О господи, какая же я голодная. После омлета с гренками стало даже хуже. А когда мы паркуем машину возле Трафальгарской площади и идем в Национальную галерею, мне становится совсем туго. В общем-то, я люблю картинные галереи, но там у меня всегда просыпается зверский аппетит, особенно после первых пятнадцати минут осмотра, когда меня начинает одолевать скука.

Сегодня скука начинает одолевать меня гораздо раньше. А вот Цыпа, напротив, бодр как никогда и засыпает отца бесконечными глупыми вопросами:

– А кто этот смешной карапуз?

– Почему у этой тети в голубом над головой золотая тарелка?

– У них только осел и корова, а где же свинки с курочками? Почему их тут не разводят?

Все посетители галереи на него умиляются. Отец пускается в пространные объяснения, но Цыпа его почти не слушает. Анна гладит его по головке и поднимает повыше, чтобы он мог рассмотреть детали.

Я делаю вид, что пришла не с ними, и брожу чуть поодаль. Созерцание картин понемногу успокаивает меня. Я долго не свожу глаз с печальной бледной женщины в зеленом бархатном платье, сидящей на полу и поглощенной чтением книги. Мне даже начинает казаться, что меня вот-вот засосет прямо в картину… Но потом я перехожу в другой зал, где Цыпа закатывает очередное представление.

Перед картиной «Происхождение Млечного Пути» он всплескивает руками и выпучивает глаза.

– Фу-у-у-у-у! Какая бесстыдная тетя, да? – голосит он.

Я тяжко вздыхаю. Анна молчит. Отец терпеливо объясняет Цыпе, что она вовсе не бесстыдная, тем более что это картина великого художника, иллюстрирующая прекрасный древний миф.

– А я все-таки думаю, что она бесстыдная, – настаивает Цыпа. – Скажи, Элли, она ведь бесстыдная?

По правде говоря, эта картина меня тоже порядком смущает, но я напускаю на себя важный вид и отвечаю:

– Ты еще слишком мал, чтобы оценить истинно великое произведение искусства.

– Ничего подобного. Я люблю искусство. Но эта картина точно бесстыдная. У этой тети отвислые складки, прямо как у тебя.

Я знаю, что он имеет в виду всего лишь женскую грудь, не важно, какого она размера.

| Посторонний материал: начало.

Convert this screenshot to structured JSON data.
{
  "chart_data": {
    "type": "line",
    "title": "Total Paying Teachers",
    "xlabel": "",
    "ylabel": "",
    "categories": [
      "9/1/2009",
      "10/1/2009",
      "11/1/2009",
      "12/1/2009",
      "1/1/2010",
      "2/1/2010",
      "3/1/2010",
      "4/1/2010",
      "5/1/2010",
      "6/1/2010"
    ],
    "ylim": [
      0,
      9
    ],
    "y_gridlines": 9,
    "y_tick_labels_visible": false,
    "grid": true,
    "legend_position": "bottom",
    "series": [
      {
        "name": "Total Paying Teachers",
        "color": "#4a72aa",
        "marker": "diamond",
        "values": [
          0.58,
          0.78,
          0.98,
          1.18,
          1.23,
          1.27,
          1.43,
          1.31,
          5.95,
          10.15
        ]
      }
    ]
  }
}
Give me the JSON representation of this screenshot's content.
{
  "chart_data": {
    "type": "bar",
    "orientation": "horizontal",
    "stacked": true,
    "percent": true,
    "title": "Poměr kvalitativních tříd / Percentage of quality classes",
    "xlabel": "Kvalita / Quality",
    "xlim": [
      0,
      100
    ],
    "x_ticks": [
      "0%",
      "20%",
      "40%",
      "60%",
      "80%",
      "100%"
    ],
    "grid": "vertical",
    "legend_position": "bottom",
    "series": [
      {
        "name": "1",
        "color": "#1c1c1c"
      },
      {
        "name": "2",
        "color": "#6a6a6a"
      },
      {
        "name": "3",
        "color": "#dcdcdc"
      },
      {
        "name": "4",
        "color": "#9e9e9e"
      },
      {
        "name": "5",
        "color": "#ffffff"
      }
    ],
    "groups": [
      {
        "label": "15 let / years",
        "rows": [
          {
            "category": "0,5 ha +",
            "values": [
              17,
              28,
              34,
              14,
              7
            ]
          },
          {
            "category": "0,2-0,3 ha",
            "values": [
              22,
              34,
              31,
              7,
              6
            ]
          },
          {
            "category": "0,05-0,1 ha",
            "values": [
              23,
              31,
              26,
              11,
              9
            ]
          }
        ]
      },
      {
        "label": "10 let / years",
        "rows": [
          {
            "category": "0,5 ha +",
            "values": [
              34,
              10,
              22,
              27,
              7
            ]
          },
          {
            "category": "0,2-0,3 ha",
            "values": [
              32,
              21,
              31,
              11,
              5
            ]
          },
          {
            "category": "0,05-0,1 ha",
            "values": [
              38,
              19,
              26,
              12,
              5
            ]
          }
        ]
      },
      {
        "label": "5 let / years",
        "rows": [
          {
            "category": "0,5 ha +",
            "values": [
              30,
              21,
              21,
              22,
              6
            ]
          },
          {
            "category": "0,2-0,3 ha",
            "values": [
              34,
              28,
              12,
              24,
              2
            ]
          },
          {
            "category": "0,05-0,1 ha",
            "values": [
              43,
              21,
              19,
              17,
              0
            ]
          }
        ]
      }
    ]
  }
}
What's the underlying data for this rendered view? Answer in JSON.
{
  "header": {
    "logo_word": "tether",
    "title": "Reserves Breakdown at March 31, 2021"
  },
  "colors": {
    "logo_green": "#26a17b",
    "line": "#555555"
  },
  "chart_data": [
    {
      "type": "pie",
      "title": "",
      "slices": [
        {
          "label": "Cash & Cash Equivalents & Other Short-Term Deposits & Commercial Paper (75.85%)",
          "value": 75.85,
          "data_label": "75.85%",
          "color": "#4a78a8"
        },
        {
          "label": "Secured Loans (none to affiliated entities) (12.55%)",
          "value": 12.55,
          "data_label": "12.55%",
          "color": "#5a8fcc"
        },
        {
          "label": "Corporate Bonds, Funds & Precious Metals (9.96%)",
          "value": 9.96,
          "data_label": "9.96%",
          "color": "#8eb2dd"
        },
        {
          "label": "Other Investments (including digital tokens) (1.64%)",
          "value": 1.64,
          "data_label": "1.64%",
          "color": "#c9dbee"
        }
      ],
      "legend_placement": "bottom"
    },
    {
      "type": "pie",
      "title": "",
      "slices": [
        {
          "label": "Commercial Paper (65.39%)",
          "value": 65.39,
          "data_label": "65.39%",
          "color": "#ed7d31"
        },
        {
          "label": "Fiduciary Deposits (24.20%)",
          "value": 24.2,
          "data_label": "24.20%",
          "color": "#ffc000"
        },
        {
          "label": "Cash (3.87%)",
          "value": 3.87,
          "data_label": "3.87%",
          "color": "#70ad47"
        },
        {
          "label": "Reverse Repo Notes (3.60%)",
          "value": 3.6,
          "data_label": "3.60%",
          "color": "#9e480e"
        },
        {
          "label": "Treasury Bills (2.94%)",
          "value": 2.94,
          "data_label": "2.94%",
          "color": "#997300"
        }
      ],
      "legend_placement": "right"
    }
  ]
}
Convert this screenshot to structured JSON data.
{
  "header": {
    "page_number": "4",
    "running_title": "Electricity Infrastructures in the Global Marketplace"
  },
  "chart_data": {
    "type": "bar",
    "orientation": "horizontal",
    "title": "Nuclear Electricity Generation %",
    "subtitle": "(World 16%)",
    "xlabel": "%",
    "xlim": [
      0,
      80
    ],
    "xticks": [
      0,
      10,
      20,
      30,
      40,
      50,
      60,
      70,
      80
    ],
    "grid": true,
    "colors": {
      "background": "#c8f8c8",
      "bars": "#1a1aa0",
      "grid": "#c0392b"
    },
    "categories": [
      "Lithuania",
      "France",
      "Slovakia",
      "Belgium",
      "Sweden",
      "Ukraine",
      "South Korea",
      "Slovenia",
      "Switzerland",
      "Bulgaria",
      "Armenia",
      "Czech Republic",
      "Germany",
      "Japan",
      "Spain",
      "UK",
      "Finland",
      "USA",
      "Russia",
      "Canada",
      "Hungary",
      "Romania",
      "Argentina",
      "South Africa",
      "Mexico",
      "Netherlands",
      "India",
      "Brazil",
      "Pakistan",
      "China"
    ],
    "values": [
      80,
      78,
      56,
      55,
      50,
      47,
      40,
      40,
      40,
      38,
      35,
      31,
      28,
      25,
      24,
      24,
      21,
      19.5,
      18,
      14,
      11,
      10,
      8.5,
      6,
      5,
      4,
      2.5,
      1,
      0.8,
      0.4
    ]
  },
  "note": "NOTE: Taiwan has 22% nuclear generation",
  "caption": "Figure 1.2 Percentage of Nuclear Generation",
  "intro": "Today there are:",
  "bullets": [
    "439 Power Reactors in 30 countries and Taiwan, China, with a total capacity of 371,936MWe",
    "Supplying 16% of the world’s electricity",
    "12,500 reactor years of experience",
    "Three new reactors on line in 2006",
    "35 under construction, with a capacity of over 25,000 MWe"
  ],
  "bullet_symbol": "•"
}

Но от слов «отвисшие складки» мне хочется разрыдаться на месте. Я чувствую, что вот-вот сорвусь. Ощущаю себя куском зыбкого розового желе.

– Встретимся у выхода через полчаса, ладно? – говорю я и уношусь прочь.

«Отвисшие складки» прочно засели у меня в голове и, словно червяк-вредитель, точат мой мозг. Я пытаюсь сосредоточиться на картинах, коль скоро мне представился случай побродить по музею одной, но ничего не выходит. Тогда я принимаюсь оценивать каждую изображенную на картине женщину: какая она – худая или толстая? Многочисленных дев в безразмерных голубых одеяниях оценивать трудновато, так что я переключаю все свое внимание на обнаженные фигуры. Самая стройная из них – красотка Венера в широкополой шляпе и ожерелье. Она стоит, подняв одну руку и согнув в колене ногу. Своей безупречной вытянутой фигурой она напоминает мне Надин.

Есть тут и Венера покрупнее, целующая юного купидона на фоне каких-то загадочных существ. Она определенно соблазнительна и прекрасно осознает силу своей красоты. Худой ее не назовешь, но выглядит она подтянутой, как будто каждый день тренируется в спортзале. Точная копия Магды.

Пытаюсь узнать на картинах себя – и нахожу собственный портрет на полотнах Рубенса. Двойные подбородки, пухлые складчатые руки, дряблые ляжки, отвислые животы, огромные рыхлые ягодицы. Вот трем девицам «в теле» протягивают золотое яблоко. Они выглядят так, будто съедают по целому яблоневому саду в день.

Все, больше никогда не притронусь к еде.